Now the last little story of this kind is the tale of a twilight in a little room back of a hut. The old man, leader of that hut, was seventy-five if a day. Twilights come late in England in the summertime, even as they come late in life, sometimes. We two were alone, and he brought out his little treasures, all he has. One was a photograph in a frame of a fair-haired, open faced, handsome youth. "My son," said he. Someone else told me the mother had died from the shock when the boy was killed. "My only son. Nothing was ever found of him, except the pocket of his tunic, and the Testament that was in it. See where the shell cut the book and marked this passage?"

Then he drew out his spectacles to examine it again. "You see, I only got this pocket and Testament last week." Sure enough, the fragment of shell had torn through and marked, "Henceforth there is laid up for you a crown of righteousness which the King, the righteous judge, shall give you." I saw those same words in the window of a great cathedral to-day, under the figure of Chinese Gordon, the most daring and most selfless Englishman in modern history.

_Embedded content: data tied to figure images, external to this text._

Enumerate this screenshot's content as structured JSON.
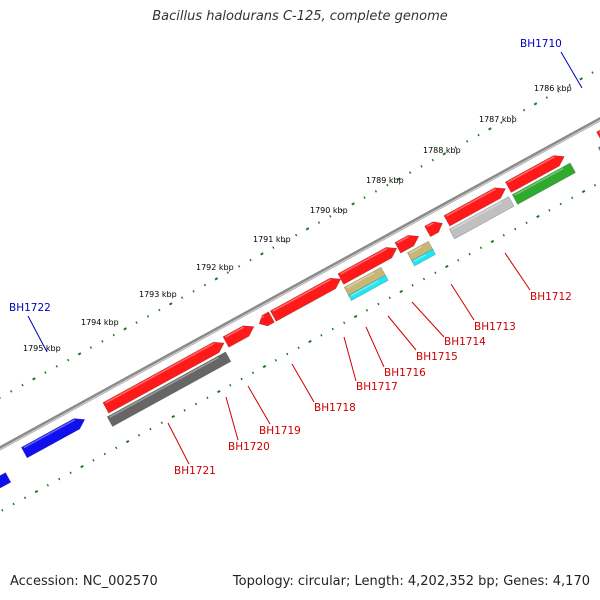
{
  "title": "Bacillus halodurans C-125, complete genome",
  "footer": {
    "accession": "Accession: NC_002570",
    "topology": "Topology: circular",
    "length": "Length: 4,202,352 bp",
    "genes": "Genes: 4,170"
  },
  "colors": {
    "backbone": "#8a8a8a",
    "tick": "#1f7a1f",
    "gene_red": "#ff1a1a",
    "gene_blue": "#1010ee",
    "gene_gray_dark": "#666666",
    "gene_gray_light": "#c0c0c0",
    "gene_green": "#2eaa2e",
    "gene_steelblue": "#4a7fb5",
    "gene_cyan": "#22e5f0",
    "gene_khaki": "#c8b676",
    "label_dark_red": "#cc0000",
    "label_blue": "#0000bb"
  },
  "kbp_labels": [
    "1786 kbp",
    "1787 kbp",
    "1788 kbp",
    "1789 kbp",
    "1790 kbp",
    "1791 kbp",
    "1792 kbp",
    "1793 kbp",
    "1794 kbp",
    "1795 kbp"
  ],
  "gene_labels": {
    "top": [
      "BH1710",
      "BH1722"
    ],
    "bottom": [
      "BH1712",
      "BH1713",
      "BH1714",
      "BH1715",
      "BH1716",
      "BH1717",
      "BH1718",
      "BH1719",
      "BH1720",
      "BH1721"
    ]
  }
}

It was little that the shell should have marked this one particular passage or any one of a hundred others. The old man would have found something significant somewhere. He couldn't help it. It gave him comfort in the twilight alone with his treasures, alone. Absolutely alone in the world in his last years as he sought with the feeble remnant of his days to lend aid to other people's boys, he who no longer had a boy of his own.

It is not all so dark, however, for many go through unscathed. I wish, for instance, I could give you a picture of the young flying corps sergeant, just going up for his lieuten­ancy, whom I talked with last night. This is considered the most dangerous but most enviable branch of the service. Smooth, slender and supple, he stood there, flicking his puttees with his swagger stick; his little fore-and-aft cap that gives such a dare-devil look to these lads of the air, not hiding at all, but rather emphasizing, the sleek and shining brightness of his hair. He was scarcely twenty-one, yet he said, "I have been flying, sir, for two years and a half all up and down the lines and never had a scratch. Oh, yes, machine gun bullets have pierced my planes. I counted two hundred holes once. And one day a shell passed through the body of the plane and ripped off the back of my seat, but I scarcely knew it had happened, felt the plane lunge and vibrate, that was all. You see the shell was on its upward trajectory, and going very fast. I saw one of our boys fighting a Hun when his plane took fire. He knew he was gone, so he just took a plunge at the Hun and rammed him and both of them went whirling down in a stream of fire. They have taken me off the firing line, though I'm perfectly fit, and put me on home defense. They say that two years is long enough, though I have not lost my nerve and my heart is unaffected. I'm sorry, I wish I were back at the front. People in England don't take the war half seriously enough. I'd rather be out there."